Earlier this week SBNation’s Jeff Sullivan wrote a great article
about Mike Trout, Bryce Harper and our appreciation of those young stars. The point of his piece was to say that we (baseball fans) will soon become accustomed to the awesomeness of both Trout and Harper. Alex Rodriguez and Albert Pujols were the next big thing, then they became great, and now the only time they’re newsworthy is when they fail. Great players delude us with their greatness; it becomes commonplace.
Sullivan uses a more recent (but just as effective) example, Harper’s teammate Stephen Strasburg, to back his point. Sullivan states that Strasburg’s awesomeness is at this point, the usual:
“It wasn’t long ago that Strasburg was a phenom unlike any the game had seen in ages. Maybe that wasn’t true, but that’s how he was hyped. Strasburg was awesome, he had surgery, and now he’s awesome again. Wednesday afternoon he became the first pitcher in baseball with 100 strikeouts. Now Strasburg’s old hat. We know he’s amazing, but we’re used to that.”

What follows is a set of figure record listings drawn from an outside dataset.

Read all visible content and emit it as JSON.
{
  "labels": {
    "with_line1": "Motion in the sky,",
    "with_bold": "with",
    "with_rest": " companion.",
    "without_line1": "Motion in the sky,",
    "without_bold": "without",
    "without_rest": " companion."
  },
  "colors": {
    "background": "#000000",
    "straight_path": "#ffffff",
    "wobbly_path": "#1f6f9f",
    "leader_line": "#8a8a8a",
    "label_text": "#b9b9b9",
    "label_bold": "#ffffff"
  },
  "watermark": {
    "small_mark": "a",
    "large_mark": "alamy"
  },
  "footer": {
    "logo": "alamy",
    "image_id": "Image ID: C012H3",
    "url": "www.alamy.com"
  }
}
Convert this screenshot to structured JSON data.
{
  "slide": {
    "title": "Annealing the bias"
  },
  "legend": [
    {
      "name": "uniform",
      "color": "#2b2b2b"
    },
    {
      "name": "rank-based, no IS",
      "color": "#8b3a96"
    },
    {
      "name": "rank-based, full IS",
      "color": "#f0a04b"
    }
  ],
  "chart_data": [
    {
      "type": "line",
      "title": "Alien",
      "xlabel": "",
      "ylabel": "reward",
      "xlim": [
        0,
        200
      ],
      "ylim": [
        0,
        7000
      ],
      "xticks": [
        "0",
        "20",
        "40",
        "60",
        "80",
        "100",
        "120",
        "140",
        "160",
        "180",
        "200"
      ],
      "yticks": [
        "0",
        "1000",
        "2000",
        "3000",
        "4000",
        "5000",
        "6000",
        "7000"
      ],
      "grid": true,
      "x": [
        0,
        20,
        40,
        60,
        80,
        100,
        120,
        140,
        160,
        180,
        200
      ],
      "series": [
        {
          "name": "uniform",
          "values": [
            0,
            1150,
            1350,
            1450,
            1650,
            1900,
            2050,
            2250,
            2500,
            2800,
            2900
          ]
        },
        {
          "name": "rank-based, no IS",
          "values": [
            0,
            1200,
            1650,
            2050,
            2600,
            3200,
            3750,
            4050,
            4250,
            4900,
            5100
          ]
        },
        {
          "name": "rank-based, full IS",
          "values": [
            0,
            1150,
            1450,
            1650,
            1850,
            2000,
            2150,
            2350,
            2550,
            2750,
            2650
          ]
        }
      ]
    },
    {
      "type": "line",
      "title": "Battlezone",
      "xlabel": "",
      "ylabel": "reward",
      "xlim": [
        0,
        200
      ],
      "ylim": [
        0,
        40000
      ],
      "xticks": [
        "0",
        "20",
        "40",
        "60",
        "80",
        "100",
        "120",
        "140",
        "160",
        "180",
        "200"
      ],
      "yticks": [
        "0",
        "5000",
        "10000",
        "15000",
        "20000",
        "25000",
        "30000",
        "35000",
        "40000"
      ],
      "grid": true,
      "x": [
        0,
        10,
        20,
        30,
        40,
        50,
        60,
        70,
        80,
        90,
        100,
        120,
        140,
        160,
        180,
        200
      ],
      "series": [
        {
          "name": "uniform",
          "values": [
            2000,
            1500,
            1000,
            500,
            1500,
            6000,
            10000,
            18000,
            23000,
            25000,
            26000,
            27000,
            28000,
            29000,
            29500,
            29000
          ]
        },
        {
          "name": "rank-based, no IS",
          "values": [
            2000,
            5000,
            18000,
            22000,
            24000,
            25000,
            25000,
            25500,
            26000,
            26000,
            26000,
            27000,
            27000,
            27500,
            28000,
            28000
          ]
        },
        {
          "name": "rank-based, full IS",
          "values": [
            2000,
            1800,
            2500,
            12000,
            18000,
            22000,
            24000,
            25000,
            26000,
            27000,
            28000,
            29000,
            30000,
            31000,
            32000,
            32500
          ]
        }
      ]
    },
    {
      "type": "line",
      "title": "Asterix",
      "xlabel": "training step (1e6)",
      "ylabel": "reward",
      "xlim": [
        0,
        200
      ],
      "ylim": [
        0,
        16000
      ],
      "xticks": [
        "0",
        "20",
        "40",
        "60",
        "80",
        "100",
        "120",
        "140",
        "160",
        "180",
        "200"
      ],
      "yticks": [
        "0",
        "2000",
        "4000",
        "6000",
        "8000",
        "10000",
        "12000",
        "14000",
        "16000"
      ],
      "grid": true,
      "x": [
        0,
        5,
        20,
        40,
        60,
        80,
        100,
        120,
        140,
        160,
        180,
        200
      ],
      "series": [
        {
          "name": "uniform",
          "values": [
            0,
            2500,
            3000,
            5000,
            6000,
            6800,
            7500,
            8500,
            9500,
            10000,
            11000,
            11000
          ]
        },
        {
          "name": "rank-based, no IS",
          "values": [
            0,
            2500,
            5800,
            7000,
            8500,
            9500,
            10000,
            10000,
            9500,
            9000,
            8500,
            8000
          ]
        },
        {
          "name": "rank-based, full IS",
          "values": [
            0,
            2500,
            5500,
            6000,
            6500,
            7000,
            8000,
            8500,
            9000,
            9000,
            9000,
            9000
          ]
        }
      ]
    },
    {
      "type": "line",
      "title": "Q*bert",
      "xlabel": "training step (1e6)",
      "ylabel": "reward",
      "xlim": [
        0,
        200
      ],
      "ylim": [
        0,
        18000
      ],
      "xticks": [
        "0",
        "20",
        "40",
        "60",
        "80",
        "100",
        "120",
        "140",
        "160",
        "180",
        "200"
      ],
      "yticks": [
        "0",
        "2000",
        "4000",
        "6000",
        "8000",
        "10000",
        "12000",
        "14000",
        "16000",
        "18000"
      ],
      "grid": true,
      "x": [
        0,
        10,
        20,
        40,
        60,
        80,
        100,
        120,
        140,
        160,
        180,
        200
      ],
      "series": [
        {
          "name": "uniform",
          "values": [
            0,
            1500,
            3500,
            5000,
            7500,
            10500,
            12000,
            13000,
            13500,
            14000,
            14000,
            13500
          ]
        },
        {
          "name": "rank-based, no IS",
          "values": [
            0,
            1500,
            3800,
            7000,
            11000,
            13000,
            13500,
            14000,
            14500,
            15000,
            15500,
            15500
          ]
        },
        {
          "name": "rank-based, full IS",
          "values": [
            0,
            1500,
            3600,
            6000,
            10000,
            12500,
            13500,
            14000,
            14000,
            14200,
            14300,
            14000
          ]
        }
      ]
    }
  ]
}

I think Sullivan makes a great point about the Nationals’ flamethrower. I remember Strasburg’s MLB debut like it was yesterday. The world seemed to stop as everyone sat down to watch his 14 strikeout complete domination of the Pittsburgh Pirates. The MLB game reaction makes it look like the Nationals won the World Series that day. It was like Kerry Wood all over again. But then Strasburg’s career took a very Kerry Wood-esque turn when he went under the knife, as Tommy John Surgery nearly kept Strasburg from pitching in 2011.
I remember that the majority of Strasburg’s minor league starts were nationally televised. Everyone is drooling, for good reason, over Baltimore’s Dylan Bundy this season, but I have yet to see one of his starts on MLB Network. Strasburg was going to be baseball’s superstar, the next big thing, Lebron with a glove, you name it and someone had dubbed Strasburg as it. Bud Selig was ready to all but coronate Strasburg as baseball’s King.
I don’t want to say that Strasburg’s 2012 campaign has been completely ignored, but he also is not considered part of baseball’s royalty just yet. There are only three times you ever read about Strasburg:
- How is Strasburg’s (supposed) innings limit going to affect the Nationals postseason hopes?
- Are Stephen Strasburg and the Washington Nationals baseball’s best team?
- Insert clown question story that may include Strasburg’s name, based solely on association with Bryce Harper.
While I don’t mind reading about any of those three storylines, they all ignore a central fact about Washington’s right-hander. He’s the best pitcher in baseball.
The other story lines floating around DC’s baseball team can be distracting. The countless stories I’ve read about whether the Nationals will actually hold Strasburg to an innings limit or whether they’ll get creative with his starts also detract from what’s really occurred. Strasburg ranks 11th in the league in ERA; which also takes away from how good he’s been.
Sitting just outside the top-10 in terms of ERA would be an incredible accomplishment for most, but ERA is not the best statistic for measuring a pitcher’s effectiveness. His K/BB (5.00) is 5th best in the game; strikeouts and walks do a better job at evaluating a pitcher’s true performance, because they’re are outcomes that are not affected by defense. Defense Independent Pitching Statistics (DIPS) love what Strasburg has done this season.
He ranks 3rd in FIP (2.18), but like ERA there is still some luck involved in FIP’s calculation. Strasburg leads the world in the most sophisticated DIPS metrics SIERA (2.26) and xFIP (2.40). His SIERA is over 25 points better than the next best pitcher; that’s unbelievable.
What makes Strasburg’s 2012 season even more unbelievable is how little experience he has. Strasburg has only thrown 244.2 professional innings (that includes the minors). Most major leaguers throw many more minor league innings than that before they are even close to an MLB debut.
Stephen Strasburg is the best pitcher on the planet with the same amount of experience of your average AA pitcher…. so where’s his crown?